The Journal Gazette
Saturday, June 27, 2020 1:00 am

San Francisco sings of its Golden Gate

If you've been to San Francisco, you've seen the Golden Gate Bridge. For some, that's the primary reason to go to this windy, hilly, expensive city bordering the Pacific. And those who've seen what was once the longest suspension bridge in the world are rarely disappointed.

But now the bridge, opened in May 1937 after nearly four years of construction, has a new “feature” Bay Area residents and visitors are being told they are going to have to get used to. And many of them aren't happy about it.

Some call it singing, a whistle or a meditative hum. But many others find it just plain eerie, describing it as a “ghostly wail,” “creepy” or a “scary howl.” It must seem especially apocalyptic when fog covers much of the bay and bridge. In a report for KQED public radio, Gabe Meline described the effect as making the bridge sound like a “giant orange wheezing kazoo.”

More used to being the inspiration for songs than the instrument, the bridge is being modified with new narrower slats installed on the bicycle path on the west side.
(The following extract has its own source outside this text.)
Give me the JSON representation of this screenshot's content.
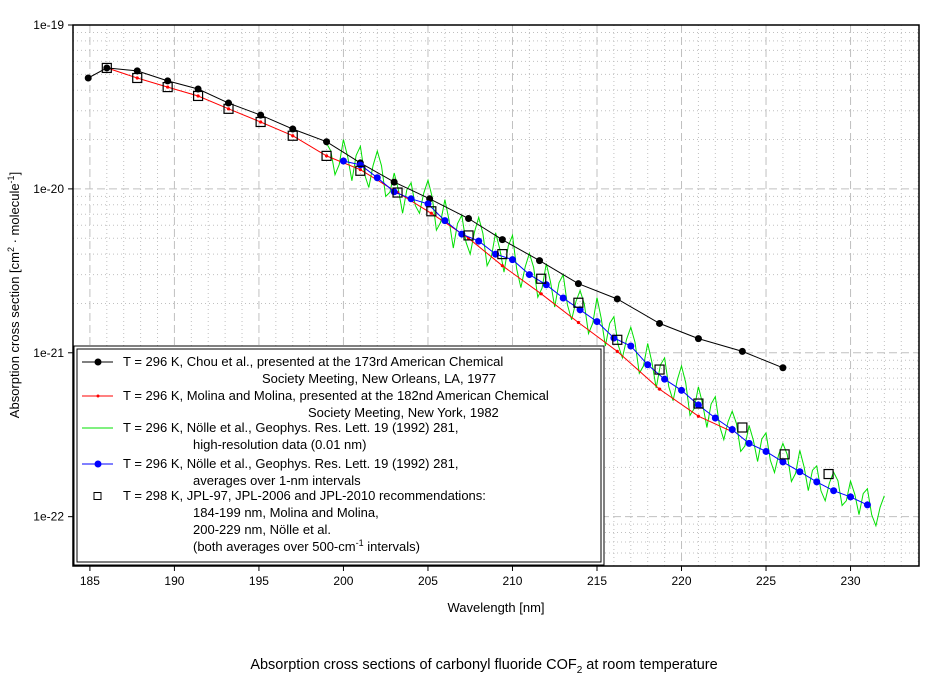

Officials say the project is about 75% complete.

Engineers, whose mission was to stabilize the bridge in high winds, tested the design on a scale model in a wind tunnel.

For those driving on or walking across the Golden Gate Bridge, movement on the 6,450-foot (1.2-mile) span can be more than a little disconcerting. In fact, the bridge has been closed to traffic three times since it was opened because of winds reaching 69 to 75 mph, most recently in 1983.

What the engineers failed to disclose, at least in enough specificity to register with San Franciscans, is that the new sides would – in winds gusting to as little as 40 mph – create an audio effect that could be heard across the city and which could last all day.

“The bridge sings crazy songs now ...,” tweeted Mark Krueger, as quoted by KQED. “It hurts the ears and (is) unbearable it's that loud.”

San Francisco city and county officials say the renovations will continue with no planned adjustments.